I was over the moon to read you have been seeing a counselor. You need to rely on straight facts, not anymore emotional antics from him. And throwing your family into the comments for good measure are actually empty filler he is using to create more reasons why he is not happy.

Him being happy is a choice. He married you. You have wonderful children together.

Take him to counseling with you and have him admit whatever it is he is unhappy about.
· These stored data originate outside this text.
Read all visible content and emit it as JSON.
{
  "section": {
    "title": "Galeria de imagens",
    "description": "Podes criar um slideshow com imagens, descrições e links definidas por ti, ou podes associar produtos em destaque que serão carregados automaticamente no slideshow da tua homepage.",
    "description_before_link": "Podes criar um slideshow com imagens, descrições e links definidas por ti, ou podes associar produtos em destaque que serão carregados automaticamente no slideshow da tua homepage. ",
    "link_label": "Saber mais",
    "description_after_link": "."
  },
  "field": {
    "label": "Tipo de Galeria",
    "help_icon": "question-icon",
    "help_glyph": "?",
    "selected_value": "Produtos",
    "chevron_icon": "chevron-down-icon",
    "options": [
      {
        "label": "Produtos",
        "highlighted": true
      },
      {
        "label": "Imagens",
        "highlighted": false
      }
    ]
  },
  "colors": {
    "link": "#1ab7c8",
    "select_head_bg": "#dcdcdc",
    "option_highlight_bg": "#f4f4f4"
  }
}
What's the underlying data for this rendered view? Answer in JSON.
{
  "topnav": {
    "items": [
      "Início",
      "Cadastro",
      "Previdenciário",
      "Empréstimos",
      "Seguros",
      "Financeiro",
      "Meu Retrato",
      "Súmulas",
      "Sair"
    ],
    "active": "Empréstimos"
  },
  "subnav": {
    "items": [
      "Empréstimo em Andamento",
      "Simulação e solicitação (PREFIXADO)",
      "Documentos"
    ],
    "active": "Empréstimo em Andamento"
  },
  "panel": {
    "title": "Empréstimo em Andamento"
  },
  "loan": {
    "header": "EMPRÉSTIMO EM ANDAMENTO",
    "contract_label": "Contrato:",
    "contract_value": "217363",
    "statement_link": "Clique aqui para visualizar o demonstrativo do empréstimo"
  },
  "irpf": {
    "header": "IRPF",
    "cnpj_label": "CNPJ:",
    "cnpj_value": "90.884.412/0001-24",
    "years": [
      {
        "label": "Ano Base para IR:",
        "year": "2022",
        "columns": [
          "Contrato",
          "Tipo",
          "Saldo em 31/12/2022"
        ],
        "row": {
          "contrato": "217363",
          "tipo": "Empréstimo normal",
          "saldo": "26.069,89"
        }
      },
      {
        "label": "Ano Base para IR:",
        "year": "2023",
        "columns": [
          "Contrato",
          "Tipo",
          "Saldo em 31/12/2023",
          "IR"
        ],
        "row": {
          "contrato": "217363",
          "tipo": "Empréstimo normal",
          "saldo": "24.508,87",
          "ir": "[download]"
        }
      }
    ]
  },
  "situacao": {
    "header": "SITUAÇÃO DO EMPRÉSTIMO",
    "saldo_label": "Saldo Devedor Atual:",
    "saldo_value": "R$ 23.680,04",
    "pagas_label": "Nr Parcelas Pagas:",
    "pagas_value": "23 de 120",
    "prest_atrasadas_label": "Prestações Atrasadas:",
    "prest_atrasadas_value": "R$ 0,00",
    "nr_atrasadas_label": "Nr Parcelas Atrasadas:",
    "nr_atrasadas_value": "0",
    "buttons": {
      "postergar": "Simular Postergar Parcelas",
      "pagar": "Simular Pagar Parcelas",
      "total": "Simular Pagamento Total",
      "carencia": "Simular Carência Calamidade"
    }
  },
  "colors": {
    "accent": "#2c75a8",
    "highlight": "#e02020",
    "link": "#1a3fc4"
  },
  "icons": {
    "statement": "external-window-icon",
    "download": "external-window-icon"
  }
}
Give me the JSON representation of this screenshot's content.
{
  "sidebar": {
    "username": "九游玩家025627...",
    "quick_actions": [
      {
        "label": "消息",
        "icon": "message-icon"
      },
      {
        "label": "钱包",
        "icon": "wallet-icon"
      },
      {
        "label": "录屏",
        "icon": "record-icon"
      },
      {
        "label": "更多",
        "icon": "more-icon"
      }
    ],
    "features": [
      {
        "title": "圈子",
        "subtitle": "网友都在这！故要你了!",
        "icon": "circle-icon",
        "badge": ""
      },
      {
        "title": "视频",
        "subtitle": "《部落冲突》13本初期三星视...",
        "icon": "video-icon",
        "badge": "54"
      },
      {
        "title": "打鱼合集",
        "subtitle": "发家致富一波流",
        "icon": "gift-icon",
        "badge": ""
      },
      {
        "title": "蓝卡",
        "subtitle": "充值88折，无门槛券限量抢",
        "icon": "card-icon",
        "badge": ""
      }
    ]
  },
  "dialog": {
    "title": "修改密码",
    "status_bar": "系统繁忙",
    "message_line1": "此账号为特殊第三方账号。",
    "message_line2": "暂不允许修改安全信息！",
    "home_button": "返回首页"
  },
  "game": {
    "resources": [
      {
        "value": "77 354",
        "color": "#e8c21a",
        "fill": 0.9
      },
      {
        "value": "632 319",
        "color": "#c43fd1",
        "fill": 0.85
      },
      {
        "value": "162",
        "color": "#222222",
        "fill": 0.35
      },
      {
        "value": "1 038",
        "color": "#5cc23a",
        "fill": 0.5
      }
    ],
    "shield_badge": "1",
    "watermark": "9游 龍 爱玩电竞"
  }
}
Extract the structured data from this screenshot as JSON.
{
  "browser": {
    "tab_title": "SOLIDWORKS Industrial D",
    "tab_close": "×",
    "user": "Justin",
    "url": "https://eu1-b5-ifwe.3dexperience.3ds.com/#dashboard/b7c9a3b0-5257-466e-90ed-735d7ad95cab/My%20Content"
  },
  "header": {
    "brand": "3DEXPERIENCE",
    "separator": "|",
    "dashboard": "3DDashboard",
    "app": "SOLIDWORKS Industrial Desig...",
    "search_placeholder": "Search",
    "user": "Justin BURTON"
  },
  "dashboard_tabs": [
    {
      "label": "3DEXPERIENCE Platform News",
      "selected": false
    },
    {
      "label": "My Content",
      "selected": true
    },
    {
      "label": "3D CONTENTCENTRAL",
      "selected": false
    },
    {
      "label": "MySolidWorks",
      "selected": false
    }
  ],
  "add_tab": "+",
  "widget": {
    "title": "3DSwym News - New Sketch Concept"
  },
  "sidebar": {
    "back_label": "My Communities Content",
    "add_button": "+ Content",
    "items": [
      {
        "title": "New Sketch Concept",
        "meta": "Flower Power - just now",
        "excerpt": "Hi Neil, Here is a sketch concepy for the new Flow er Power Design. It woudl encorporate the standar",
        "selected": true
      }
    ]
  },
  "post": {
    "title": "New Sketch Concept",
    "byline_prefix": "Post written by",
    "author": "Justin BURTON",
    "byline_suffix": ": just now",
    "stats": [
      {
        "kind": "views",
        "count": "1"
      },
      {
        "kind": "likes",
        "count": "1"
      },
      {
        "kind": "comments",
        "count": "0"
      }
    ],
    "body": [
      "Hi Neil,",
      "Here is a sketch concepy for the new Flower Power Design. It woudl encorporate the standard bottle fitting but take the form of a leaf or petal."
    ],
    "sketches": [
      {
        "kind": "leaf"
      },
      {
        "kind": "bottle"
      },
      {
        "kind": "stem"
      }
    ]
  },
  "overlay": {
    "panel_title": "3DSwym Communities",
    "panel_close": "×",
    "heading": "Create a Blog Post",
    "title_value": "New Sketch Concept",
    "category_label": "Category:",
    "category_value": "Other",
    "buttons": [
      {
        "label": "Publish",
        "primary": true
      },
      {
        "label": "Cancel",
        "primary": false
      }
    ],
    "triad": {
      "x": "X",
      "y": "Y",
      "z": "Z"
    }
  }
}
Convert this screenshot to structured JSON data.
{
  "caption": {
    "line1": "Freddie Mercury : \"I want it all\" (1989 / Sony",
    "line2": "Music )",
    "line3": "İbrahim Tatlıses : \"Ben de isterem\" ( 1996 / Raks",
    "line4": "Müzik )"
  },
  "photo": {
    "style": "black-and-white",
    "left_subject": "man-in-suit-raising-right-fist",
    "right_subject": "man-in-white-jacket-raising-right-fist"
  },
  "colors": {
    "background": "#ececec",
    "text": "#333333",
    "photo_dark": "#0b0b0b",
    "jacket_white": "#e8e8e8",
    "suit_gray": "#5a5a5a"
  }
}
It will come out eventually anyway.

I hope this gets solved sooner rather than later, and do have a good talk with the kids, separately. One on one. Tell them how beautiful they are, and how perfect they smile, and how nothing they ever do will change that, no matter what anybody says.

Roses to you...

LadyGAgain · 02/09/2019 06:39

Wow. He's a right abusive grump isn't he. Are you certain that there isn't anyone else involved in his life?

Ogham · 02/09/2019 09:25

I really can’t understand pp excusing his behavior and being critical of the OP not going on dates and not giving him a BJ. I would never want romantic dates with a pig like that - he has belittled how you look, your weight and how you dress. Critical of your family, why the f**k should they worship him? He’s sounds like a complete knob head narcissist. Stop pandering to him by dressing the way he likes you to!!?? It’s not staffords wives! Christ, I’d be gone. As for the au pair, my first thought is that he’ll have someone to compare you to (as she’ll be younger) and will make you feel more insecure about yourself. He obviously thinks he’s a god but in my experience, I like to be treated well and looks, wealth etc are secondary. He’s not treating you well hun.